|Pigs and more pigs|
No sleeping in, even on Saturdays as we today arose extra early to make the drive to Molepolole and the largest of the farms we’ve seen so far. After not quite as many hours of sleep as we would have liked and a long drive, we arrived to a closed gate. Apparently the owner had forgotten about us! Without cellphone service we waited calmly outside the gate until someone from the staff could confirm that yes, we are in fact the group of students from Cornell escorted by the Ministry of Agriculture, here to see your farm!

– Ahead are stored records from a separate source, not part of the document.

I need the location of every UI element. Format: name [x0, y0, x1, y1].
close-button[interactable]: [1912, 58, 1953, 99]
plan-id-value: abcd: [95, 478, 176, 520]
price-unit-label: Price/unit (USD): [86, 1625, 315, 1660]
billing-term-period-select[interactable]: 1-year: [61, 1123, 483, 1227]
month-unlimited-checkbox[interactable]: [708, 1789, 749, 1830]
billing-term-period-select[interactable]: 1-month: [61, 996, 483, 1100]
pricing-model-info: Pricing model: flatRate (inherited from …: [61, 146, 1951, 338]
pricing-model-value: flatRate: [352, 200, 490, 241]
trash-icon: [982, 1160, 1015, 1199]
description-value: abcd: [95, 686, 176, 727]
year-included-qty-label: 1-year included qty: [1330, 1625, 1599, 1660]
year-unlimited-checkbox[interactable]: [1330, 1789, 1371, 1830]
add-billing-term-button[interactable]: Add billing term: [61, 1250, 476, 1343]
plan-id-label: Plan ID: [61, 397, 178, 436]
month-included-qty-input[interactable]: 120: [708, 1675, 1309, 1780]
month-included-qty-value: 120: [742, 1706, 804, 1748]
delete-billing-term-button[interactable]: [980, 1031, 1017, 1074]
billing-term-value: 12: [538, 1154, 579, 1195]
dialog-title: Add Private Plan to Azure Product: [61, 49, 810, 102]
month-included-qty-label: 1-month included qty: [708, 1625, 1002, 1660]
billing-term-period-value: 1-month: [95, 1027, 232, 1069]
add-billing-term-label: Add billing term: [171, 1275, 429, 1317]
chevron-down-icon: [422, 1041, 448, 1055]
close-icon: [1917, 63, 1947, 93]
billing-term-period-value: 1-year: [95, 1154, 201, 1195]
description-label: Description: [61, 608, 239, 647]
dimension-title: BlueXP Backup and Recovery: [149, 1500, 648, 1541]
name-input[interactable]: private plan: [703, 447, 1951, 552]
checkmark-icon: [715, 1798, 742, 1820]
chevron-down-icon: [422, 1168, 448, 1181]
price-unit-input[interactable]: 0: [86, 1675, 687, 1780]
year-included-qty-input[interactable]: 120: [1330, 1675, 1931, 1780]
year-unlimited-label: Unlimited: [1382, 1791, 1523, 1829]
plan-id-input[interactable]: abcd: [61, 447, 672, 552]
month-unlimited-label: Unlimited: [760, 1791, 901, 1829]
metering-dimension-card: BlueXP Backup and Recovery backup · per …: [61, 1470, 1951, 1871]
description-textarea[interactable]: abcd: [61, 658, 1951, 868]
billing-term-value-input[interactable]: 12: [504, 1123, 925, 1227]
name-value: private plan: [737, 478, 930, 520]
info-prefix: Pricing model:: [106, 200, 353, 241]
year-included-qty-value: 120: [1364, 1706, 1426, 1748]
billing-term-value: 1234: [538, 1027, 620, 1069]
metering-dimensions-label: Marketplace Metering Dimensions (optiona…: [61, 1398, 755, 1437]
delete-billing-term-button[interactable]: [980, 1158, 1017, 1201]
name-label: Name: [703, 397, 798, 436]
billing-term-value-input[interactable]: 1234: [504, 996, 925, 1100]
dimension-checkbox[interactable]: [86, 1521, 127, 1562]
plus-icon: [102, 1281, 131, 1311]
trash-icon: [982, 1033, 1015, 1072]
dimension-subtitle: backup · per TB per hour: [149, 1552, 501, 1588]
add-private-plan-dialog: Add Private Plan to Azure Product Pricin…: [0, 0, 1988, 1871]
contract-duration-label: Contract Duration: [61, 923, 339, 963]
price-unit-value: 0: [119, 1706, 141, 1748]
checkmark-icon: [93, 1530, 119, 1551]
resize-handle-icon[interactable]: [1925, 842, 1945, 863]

|Automatic feeding and ventilation, impressive|
The opening of those gates led to awe, at least for me. This was no simple farm. This farm has made some serious investments into Chinese technology which we would later learn was set up with the help of two Chinese engineers who had come on site. With over 100 sow units and sows contained in stalls with no chance of turning around, this was an efficient operation. As an animal rights advocate and a vegetarian, I knew coming into a project about pork production I would be faced with some uncomfortable truths, however this was the first time I had seen pigs contained in this way in Botswana. Our visits to farms up to this point had been small in size, operation, low technological inputs, as well as generally more traditional with open air pens. This was an entirely different story.
|Playful and young, separated by gender|
The very competent farm manager showed us around and diligently answered every question.